Cincinnati City Council passes mask ordinance
City Council members passed the mask ordinance Friday.
The ordinance is co-sponsored by council members Greg Landsman and Jan-Michele Kearney.
It would require masks to be worn in the City of Cincinnati “when entering, exiting, or waiting in an indoor line to enter a place of business that is open to the public, and while inside a place of business in the areas within the place of business that are accessible to, and are intended for the use of, the public.”
Exemptions exist for those who cannot wear masks because of a medical condition, mental health condition or developmental disability.
Violators are subject to a civil fine of $25.
Mayor John Cranley said in a Thursday news conference that he supports a mask-wearing ordinance.
“It’s no question that we will be likely sued with whatever we do if it’s an ordinance,” the mayor said. “And so, I think we’re on the strongest legal ground if there is a full hearing, legislative action, legislative discussion, law passed.”
Council members P.G. Sittenfeld, Greg Landsman, Chris Seelbach and Jan-Michele Kearney tweeted statements backing a mask requirement.

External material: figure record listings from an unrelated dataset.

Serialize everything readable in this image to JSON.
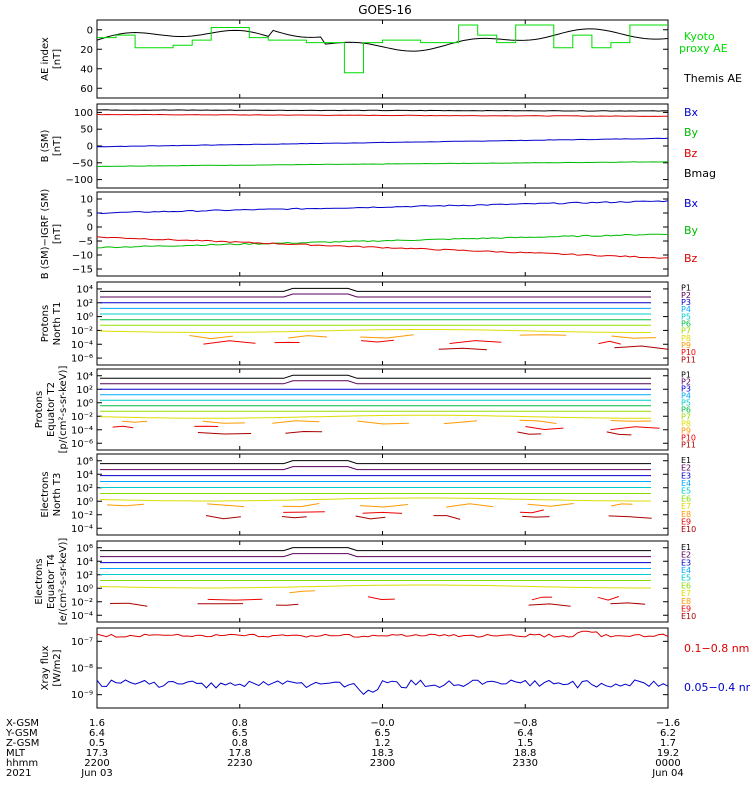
{
  "title": "GOES-16",
  "chart_data": [
    {
      "id": "ae",
      "type": "line",
      "ylabel": [
        "AE index",
        "[nT]"
      ],
      "ylim": [
        0,
        62
      ],
      "yticks": [
        "0",
        "20",
        "40",
        "60"
      ],
      "series": [
        {
          "name": "Kyoto",
          "color": "#00dd00"
        },
        {
          "name": "proxy AE",
          "color": "#00dd00"
        },
        {
          "name": "Themis AE",
          "color": "#000000"
        }
      ]
    },
    {
      "id": "bsm",
      "type": "line",
      "ylabel": [
        "B (SM)",
        "[nT]"
      ],
      "ylim": [
        -120,
        120
      ],
      "yticks": [
        "100",
        "50",
        "0",
        "−50",
        "−100"
      ],
      "series": [
        {
          "name": "Bx",
          "color": "#0000cc",
          "start": -2,
          "end": 22
        },
        {
          "name": "By",
          "color": "#00bb00",
          "start": -58,
          "end": -45
        },
        {
          "name": "Bz",
          "color": "#dd0000",
          "start": 90,
          "end": 85
        },
        {
          "name": "Bmag",
          "color": "#000000",
          "start": 103,
          "end": 100
        }
      ]
    },
    {
      "id": "bigrf",
      "type": "line",
      "ylabel": [
        "B (SM)−IGRF (SM)",
        "[nT]"
      ],
      "ylim": [
        -17,
        11
      ],
      "yticks": [
        "10",
        "5",
        "0",
        "−5",
        "−10",
        "−15"
      ],
      "series": [
        {
          "name": "Bx",
          "color": "#0000cc",
          "start": 4,
          "end": 8
        },
        {
          "name": "By",
          "color": "#00bb00",
          "start": -7.5,
          "end": -3
        },
        {
          "name": "Bz",
          "color": "#dd0000",
          "start": -4,
          "end": -11
        }
      ]
    },
    {
      "id": "pt1",
      "type": "line",
      "ylabel": [
        "Protons",
        "North T1"
      ],
      "yticks": [
        "10⁴",
        "10²",
        "10⁰",
        "10⁻²",
        "10⁻⁴",
        "10⁻⁶"
      ],
      "channels": [
        "P1",
        "P2",
        "P3",
        "P4",
        "P5",
        "P6",
        "P7",
        "P8",
        "P9",
        "P10",
        "P11"
      ]
    },
    {
      "id": "pt2",
      "type": "line",
      "ylabel": [
        "Protons",
        "Equator T2",
        "[p/(cm²-s-sr-keV)]"
      ],
      "yticks": [
        "10⁴",
        "10²",
        "10⁰",
        "10⁻²",
        "10⁻⁴",
        "10⁻⁶"
      ],
      "channels": [
        "P1",
        "P2",
        "P3",
        "P4",
        "P5",
        "P6",
        "P7",
        "P8",
        "P9",
        "P10",
        "P11"
      ]
    },
    {
      "id": "et3",
      "type": "line",
      "ylabel": [
        "Electrons",
        "North T3"
      ],
      "yticks": [
        "10⁶",
        "10⁴",
        "10²",
        "10⁰",
        "10⁻²",
        "10⁻⁴"
      ],
      "channels": [
        "E1",
        "E2",
        "E3",
        "E4",
        "E5",
        "E6",
        "E7",
        "E8",
        "E9",
        "E10"
      ]
    },
    {
      "id": "et4",
      "type": "line",
      "ylabel": [
        "Electrons",
        "Equator T4",
        "[e/(cm²-s-sr-keV)]"
      ],
      "yticks": [
        "10⁶",
        "10⁴",
        "10²",
        "10⁰",
        "10⁻²",
        "10⁻⁴"
      ],
      "channels": [
        "E1",
        "E2",
        "E3",
        "E4",
        "E5",
        "E6",
        "E7",
        "E8",
        "E9",
        "E10"
      ]
    },
    {
      "id": "xray",
      "type": "line",
      "ylabel": [
        "Xray flux",
        "[W/m2]"
      ],
      "yticks": [
        "10⁻⁷",
        "10⁻⁸",
        "10⁻⁹"
      ],
      "series": [
        {
          "name": "0.1−0.8 nm",
          "color": "#dd0000"
        },
        {
          "name": "0.05−0.4 nm",
          "color": "#0000cc"
        }
      ]
    }
  ],
  "channel_colors": {
    "P1": "#000000",
    "P2": "#5a005a",
    "P3": "#0000cc",
    "P4": "#00aaff",
    "P5": "#00cccc",
    "P6": "#00bb44",
    "P7": "#99dd00",
    "P8": "#dddd00",
    "P9": "#ff9900",
    "P10": "#ee0000",
    "P11": "#aa0000",
    "E1": "#000000",
    "E2": "#5a005a",
    "E3": "#0000cc",
    "E4": "#00aaff",
    "E5": "#00cccc",
    "E6": "#88dd00",
    "E7": "#dddd00",
    "E8": "#ff9900",
    "E9": "#ee0000",
    "E10": "#aa0000"
  },
  "xaxis": {
    "row_labels": [
      "X-GSM",
      "Y-GSM",
      "Z-GSM",
      "MLT",
      "hhmm",
      "2021"
    ],
    "ticks": [
      {
        "values": [
          "1.6",
          "6.4",
          "0.5",
          "17.3",
          "2200",
          "Jun 03"
        ]
      },
      {
        "values": [
          "0.8",
          "6.5",
          "0.8",
          "17.8",
          "2230",
          ""
        ]
      },
      {
        "values": [
          "−0.0",
          "6.5",
          "1.2",
          "18.3",
          "2300",
          ""
        ]
      },
      {
        "values": [
          "−0.8",
          "6.4",
          "1.5",
          "18.8",
          "2330",
          ""
        ]
      },
      {
        "values": [
          "−1.6",
          "6.2",
          "1.7",
          "19.2",
          "0000",
          "Jun 04"
        ]
      }
    ]
  }
}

Seelbach wrote: “A month ago Ohio saw 400 new positive cases/day. Yesterday, we saw over 1,000 in a single day. Hopeful Mayor, under the emergency declaration, will issue mandatory masks in public.
“If that doesn’t happen, I’ll work with my colleagues to call a special session of Council next week to introduce and pass legislation to require masks in Cincinnati.”
Councilmember Jeff Pastor dissented, writing:
“Mandating masks is one step too far. I will strongly oppose any ordinance requiring citizens to wear mask. Private business and entry into government buildings requiring masks, cool. Times are getting crazier by the day.”
Later he wrote: “In a free society, we must resist the nanny state!”
Pastor also wrote in reply to Landsman’s statement of support for the measure: “And what punishment do you want to impose on someone enjoying a public park without a mask?”
Councilmember Betsy Sunderman is also dissenting: “Requiring masks for everyone in Cincy is government overreach. There re way too many factors to consider to make it enforceable: age, disability, lip reading necessity, mental illness, disparate enforcement, accessibility to masks, and increased interaction with law enforcement.”
Vice Mayor Christopher Smitherman says he just returned from vacation and has some “detailed questions” about the ordinance. “I have sent those questions throughout the evening to the administration & early AM. Some have been answered,” Smitherman said.